The antibiogram of Staphylococcus spp. isolates revealed that all isolates were sensitive to gentamicin, 80% (n=4) were sensitive to vancomycin and ciprofloxacin. Eighty percent (n=4) of these demonstrated resistance to sulfamethoxazole, and 75% (n=3) to cefazolin, oxacillin and polymyxin B. Eighty percent (n=4) of these revealed resistance to multiple antibiotics.

All Streptococcus spp. isolates were sensitive to ciprofloxacin, cefazolin, ofloxacin and ceftriaxone, while 75% (n=3) were also sensitive to sulfamethoxazole, vancomycin and gentamicin. Seventy five percent (n=3) were resistant to polymyxin B.

Both Pseudomonas aeruginosa isolates were sensitive to gentamicin and resistant to ciprofloxacin and ceftazidime.


Although uncommon, infectious keratitis in children is a condition that leads to an imminent risk of amblyopia and/or permanent visual loss and because of this the cost per case is very high [10].

Children may be poor historians and/or may not complain of ocular pain. Keratitis diagnosis and treatment may be delayed by parents, or by primary care physicians confusing keratitis with the less severe conjunctivitis, especially if the cornea is not severely affected and the infiltrate not macroscopically obvious. This may be reflected in our study where the mean time to diagnosis was almost 2 weeks. This fact may also explain the poor visual outcomes and highlights the importance to educate parents and primary care personnel in the importance of immediate referral whenever the cornea may be involved.

In our series, a history of trauma was the major predisposing factor, present in approximately one quarter of the cases (25%). This result is consistent with multiple microbial keratitis studies involving children where ocular trauma has been associated in up to two thirds of the cases. (26–58.8%) [2, 1113]. Corneal trauma disrupts the protective mechanism of the corneal epithelium, facilitating bacterial adhesion and accelerating penetration and replication of microorganisms [12, 13]. Children are less careful than adults and do not understand the harm that is associated with dangerous objects. Plants, metals, plastic parts, fireworks and pencils may cause ocular trauma [2].

In our study, 15.6% of patients had a history of wearing contact lenses. Interactions between contact lens and ocular surface generated by chronic or improper contact lens wear such as overnight wear, may produce epithelial defects that predispose the wearer to bacterial adhesion [14, 15]. Exposure to contaminated disinfectant solutions and biofilm formation are additional mechanisms that can cause corneal infection [16, 17]. Although statistics are lacking, pediatric contact lens wear may be more common in populations where high myopia is prevalent and/or orthokeratology is popular. In our population, orthokeratology is rarely used and but its use should be cautiously advised specially in children with other risk factors for infections (pediatric rosacea, recurrent blepharitis) [6, 18].
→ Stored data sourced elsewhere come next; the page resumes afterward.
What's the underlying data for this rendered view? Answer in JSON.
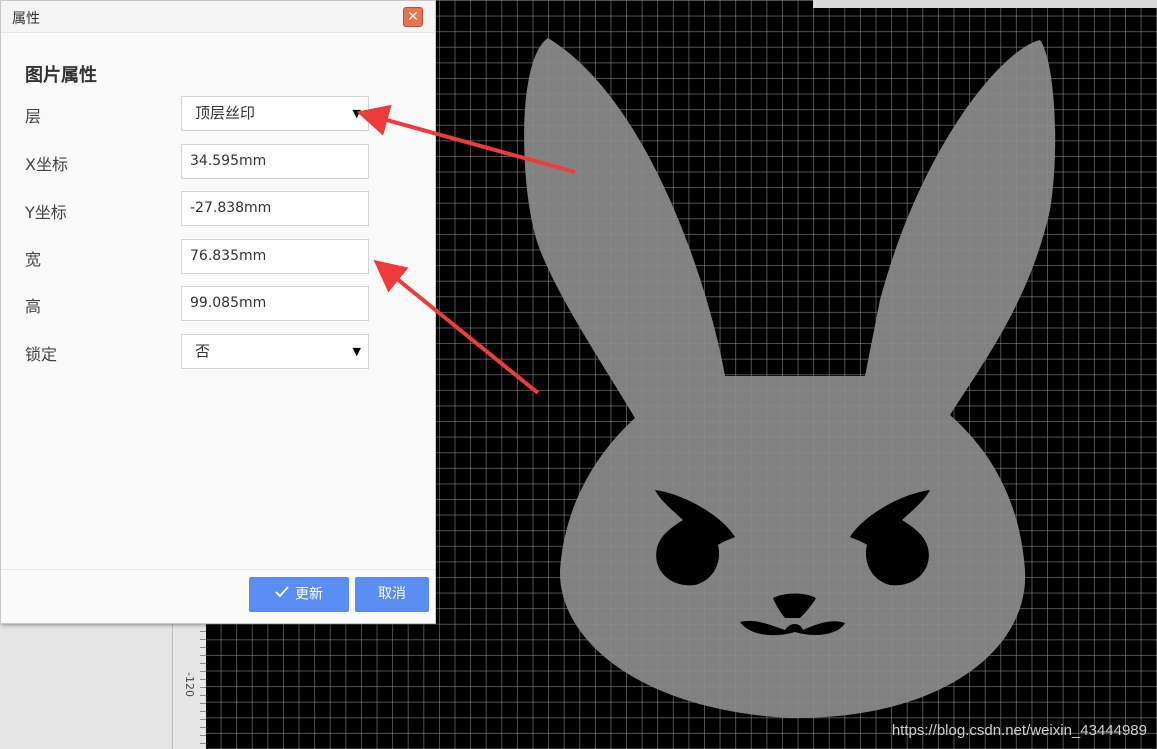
{
  "dialog": {
    "title": "属性",
    "close_icon": "close-icon",
    "section_title": "图片属性",
    "fields": {
      "layer": {
        "label": "层",
        "value": "顶层丝印"
      },
      "x": {
        "label": "X坐标",
        "value": "34.595mm"
      },
      "y": {
        "label": "Y坐标",
        "value": "-27.838mm"
      },
      "width": {
        "label": "宽",
        "value": "76.835mm"
      },
      "height": {
        "label": "高",
        "value": "99.085mm"
      },
      "lock": {
        "label": "锁定",
        "value": "否"
      }
    },
    "buttons": {
      "update": "更新",
      "cancel": "取消"
    }
  },
  "ruler": {
    "label": "-120"
  },
  "watermark": "https://blog.csdn.net/weixin_43444989",
  "colors": {
    "accent": "#5b8ef5",
    "close": "#e8734f",
    "canvas": "#000000",
    "shape": "#8c8c8c",
    "arrow": "#ee3b3b"
  }
}
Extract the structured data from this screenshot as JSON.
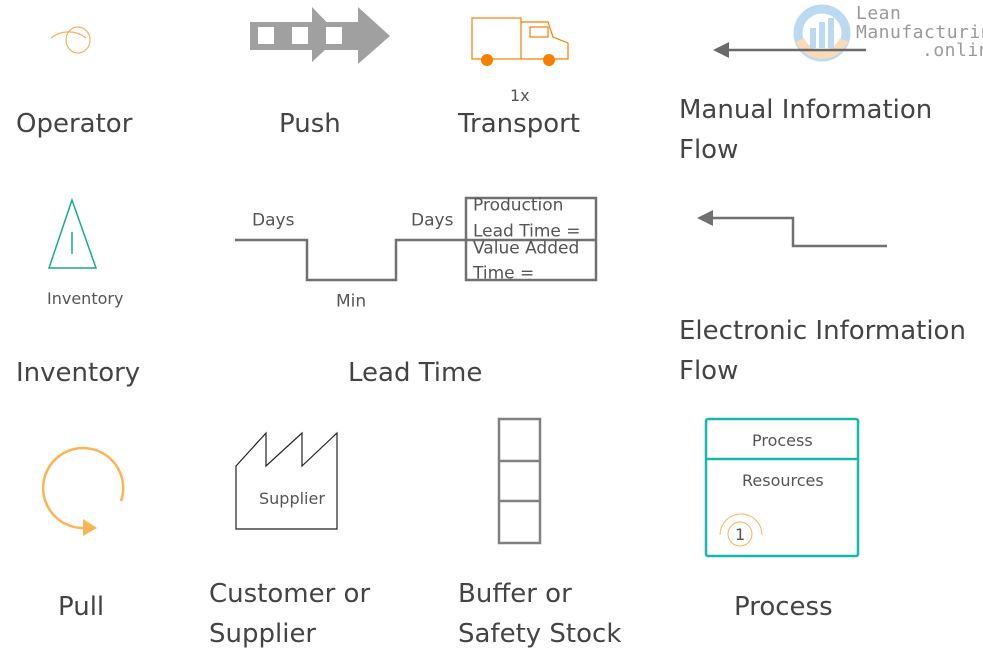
{
  "colors": {
    "operator": "#f6b25a",
    "push": "#a0a0a0",
    "transport": "#f77f00",
    "inventory": "#1aaa8f",
    "lead_time": "#707070",
    "info_flow": "#707070",
    "pull": "#fbb355",
    "supplier": "#222222",
    "buffer": "#808080",
    "process": "#16b8b0"
  },
  "watermark": {
    "line1": "Lean",
    "line2": "Manufacturing",
    "line3": ".online"
  },
  "symbols": {
    "operator": {
      "label": "Operator",
      "icon": "operator-icon"
    },
    "push": {
      "label": "Push",
      "icon": "push-arrow-icon"
    },
    "transport": {
      "label": "Transport",
      "icon": "truck-icon",
      "frequency": "1x"
    },
    "manual_flow": {
      "label_line1": "Manual Information",
      "label_line2": "Flow",
      "icon": "manual-arrow-icon"
    },
    "inventory": {
      "label": "Inventory",
      "icon": "inventory-triangle-icon",
      "icon_text": "Inventory"
    },
    "lead_time": {
      "label": "Lead Time",
      "days_1": "Days",
      "days_2": "Days",
      "min": "Min",
      "box_line1": "Production",
      "box_line2": "Lead Time =",
      "box_line3": "Value Added",
      "box_line4": "Time ="
    },
    "electronic_flow": {
      "label_line1": "Electronic Information",
      "label_line2": "Flow",
      "icon": "electronic-arrow-icon"
    },
    "pull": {
      "label": "Pull",
      "icon": "pull-circle-arrow-icon"
    },
    "supplier": {
      "label_line1": "Customer or",
      "label_line2": "Supplier",
      "icon_text": "Supplier",
      "icon": "factory-icon"
    },
    "buffer": {
      "label_line1": "Buffer or",
      "label_line2": "Safety Stock",
      "icon": "buffer-stack-icon"
    },
    "process": {
      "label": "Process",
      "box_title": "Process",
      "box_body": "Resources",
      "operator_count": "1",
      "icon": "process-box-icon"
    }
  }
}
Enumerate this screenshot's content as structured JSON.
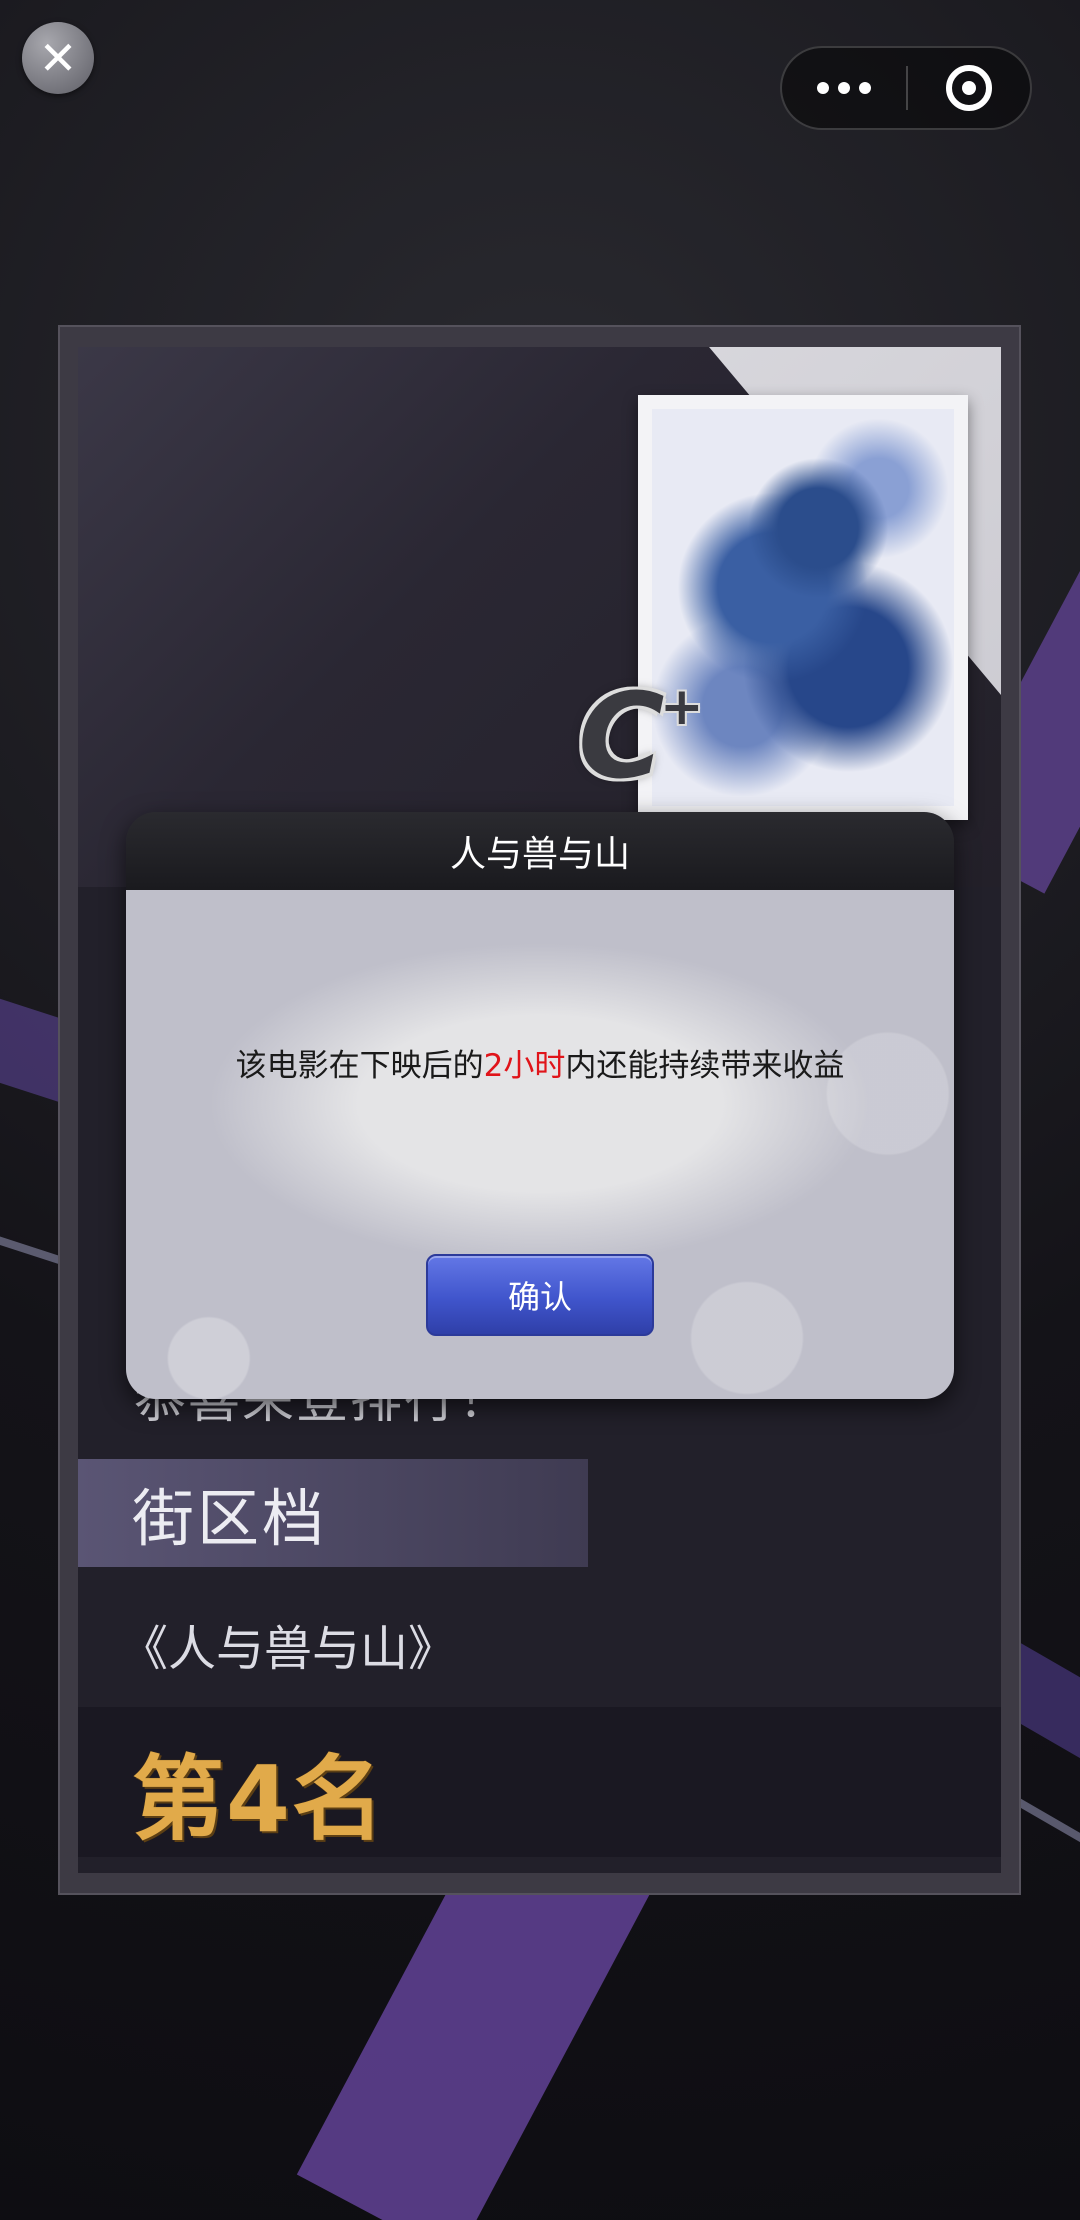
{
  "top_bar": {
    "close_icon": "close-icon",
    "more_icon": "more-dots-icon",
    "target_icon": "target-icon"
  },
  "card": {
    "grade": "C",
    "grade_plus": "+",
    "congrats": "恭喜荣登排行！",
    "category": "街区档",
    "film_title": "《人与兽与山》",
    "rank": "第4名"
  },
  "modal": {
    "title": "人与兽与山",
    "message_prefix": "该电影在下映后的",
    "message_highlight": "2小时",
    "message_suffix": "内还能持续带来收益",
    "confirm_label": "确认"
  },
  "colors": {
    "highlight": "#e0141a",
    "rank_gold": "#e1aa4a",
    "confirm_blue": "#4055cc"
  }
}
The influence of systemic diseases and malnutrition on the wound healing process should be considered as a predisposing factor for microbial keratitis in children [19, 20]. A wide variety of factors such as low socioeconomic status, incomplete immunization profile and systemic diseases, including hypoxic encephalopathy, pulmonary stenosis, protein-energy malnutrition, multiple congenital anomalies and prematurity have been associated with severe microbial keratitis in children [2, 12, 13, 21, 22]. Jhanji and co-authors recently reviewed the role of immunization and malnutrition in corneal ulcers in children 5 years or younger [22]. The severity of protein-energy malnutrition was related significantly to the occurrence of bilateral infection, to an incomplete immunization scheme and poor socioeconomic status, however this study did not address the confounding between these variables. In our study, we found 3 cases with associated systemic diseases. Two children had psychomotor retardation and malnutrition, and the other had chronic cardiopulmonary disease.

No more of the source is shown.